The upper castes of India possess not just abstract ‘prestige' but also very tangible assets, wealth, weapons and control over political power – all of this won over the centuries with a mix of raw violence, religious and cultural sophistry. Identity in this case is the culmination of a long process of violent struggle, even before it acquires a power of its own and becomes the cause of new bouts of violence.

The brutal wars and conflicts that mark the birth or partition of nation states is another example of how identities are by-products in the more fundamental battles over geographical and other strategic assets. It is not a coincidence at all that in many struggles for national independence even today natural resources like oil, gas, minerals, water and forests play such a crucial role in the very construction of identity.

All this leads to the intriguing possibility that identity and the way it is used in the real world may in many cases be merely an expression of property and power relations in any society – an idea that somebody of Sen's calibre could have easily elaborated to great effect.

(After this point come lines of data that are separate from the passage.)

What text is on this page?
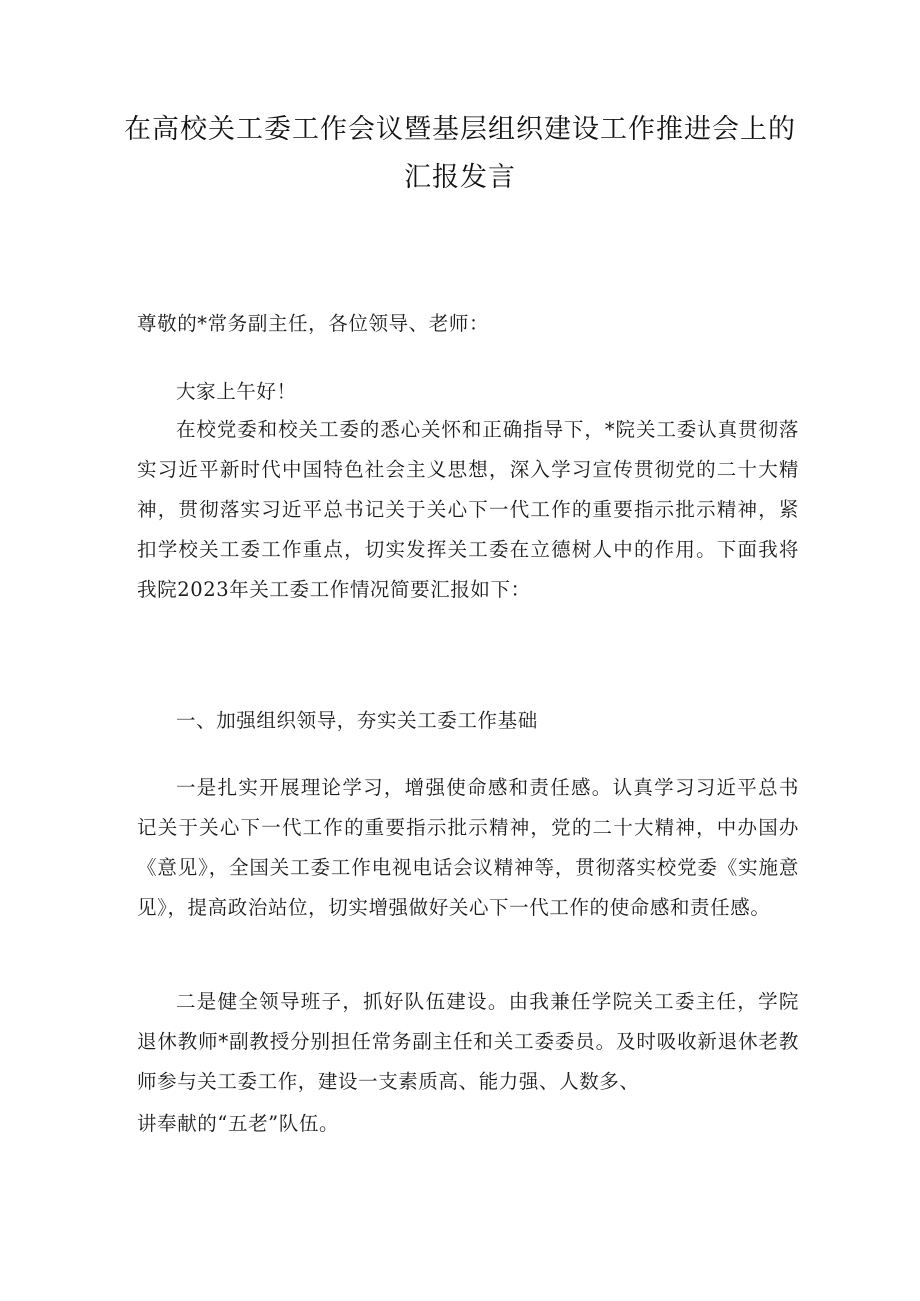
在高校关工委工作会议暨基层组织建设工作推进会上的汇报发言

尊敬的*常务副主任，各位领导、老师：

大家上午好！

在校党委和校关工委的悉心关怀和正确指导下，*院关工委认真贯彻落实习近平新时代中国特色社会主义思想，深入学习宣传贯彻党的二十大精神，贯彻落实习近平总书记关于关心下一代工作的重要指示批示精神，紧扣学校关工委工作重点，切实发挥关工委在立德树人中的作用。下面我将我院2023年关工委工作情况简要汇报如下：

一、加强组织领导，夯实关工委工作基础

一是扎实开展理论学习，增强使命感和责任感。认真学习习近平总书记关于关心下一代工作的重要指示批示精神，党的二十大精神，中办国办《意见》，全国关工委工作电视电话会议精神等，贯彻落实校党委《实施意见》，提高政治站位，切实增强做好关心下一代工作的使命感和责任感。

二是健全领导班子，抓好队伍建设。由我兼任学院关工委主任，学院退休教师*副教授分别担任常务副主任和关工委委员。及时吸收新退休老教师参与关工委工作，建设一支素质高、能力强、人数多、

讲奉献的“五老”队伍。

For example, while the popular media is agog everywhere with stories of the Clash between Civilisations – interpreted purely in religious terms – the real ongoing war in the world may be in terms of lifestyles and use (or misuse) of resources. In a world of limited resources, the drive for consumption by some can very well be the death knell for others who happen to be merely sitting on top of valuable resources. A prime example of this is the US war on Iraq prompted to a large extent by the unquenchable thirst for oil of the American public.

In one of the chapters of ‘Identity and Violence' Sen – taking on for once the mantle of an economist – dwells at length on the issue of how the labels of globalisation and anti-globalisation are fraught with gross simplifications of positions and perceptions. Some aspects of globalisation, he argues, can actually result in benefits for the underdog and need not be imperialist while the anti-globalisation movement is in fact fighting for a better ‘global' order and can thus be seen as a part of globalisation itself.

Without commenting on the merits or demerits of Sen's position on globalisation, I would like to point out that the way he approaches the discussion – merely analysing the semantics of the term ‘globalisation' – is not in keeping with the rest of the book's focus on identity and violence. What would have been far more fruitful, for example, is the exploration of violence engendered by seemingly innocuous economic identities such as ‘developed' and ‘underdeveloped' or ‘market-friendly' and ‘pro-reform' in the perpetuation of certain kinds of violence in the world.

In fact, it can easily be argued that the greatest violence in modern history – as evidenced by all of Western colonialism – has been perpetrated by the so called ‘civilised' preying upon the resources of the ‘primitive' and ‘barbaric' using the latter terms as excuses for such looting.

Identities such as ‘developed', ‘developing', ‘progressive' and ‘backward' have played a key role in the shaping of economic and social policies in country after country with all the negative consequences of such policies being brushed aside as a ‘trade off' for achieving ‘prosperity'.

For example, most middle class urban dwellers in much of India cannot understand why the ‘backward' and ‘underdeveloped' populations of the Narmada Valley in central India or the jungles of Orissa do not want to make way for large dam and mining projects that will result in ‘national development'. Here, of course, using the apartheid logic of the caste system, most of them identify the interests of the ‘nation' with their own ‘development'.

The alleged ‘backwardness' of the Dalits and Adivasis, on the other hand, becomes a justification for the use of force by the state machinery to oust them from their traditional lands on which they have lived for centuries but do not possess ‘identity' (read ‘ownership) papers for. Here it is not the absence of multiple identities but the absence of any identity at all that facilitates the most barbaric acts of violence against people ‘invisible' to the eye of elites with overgrown identities.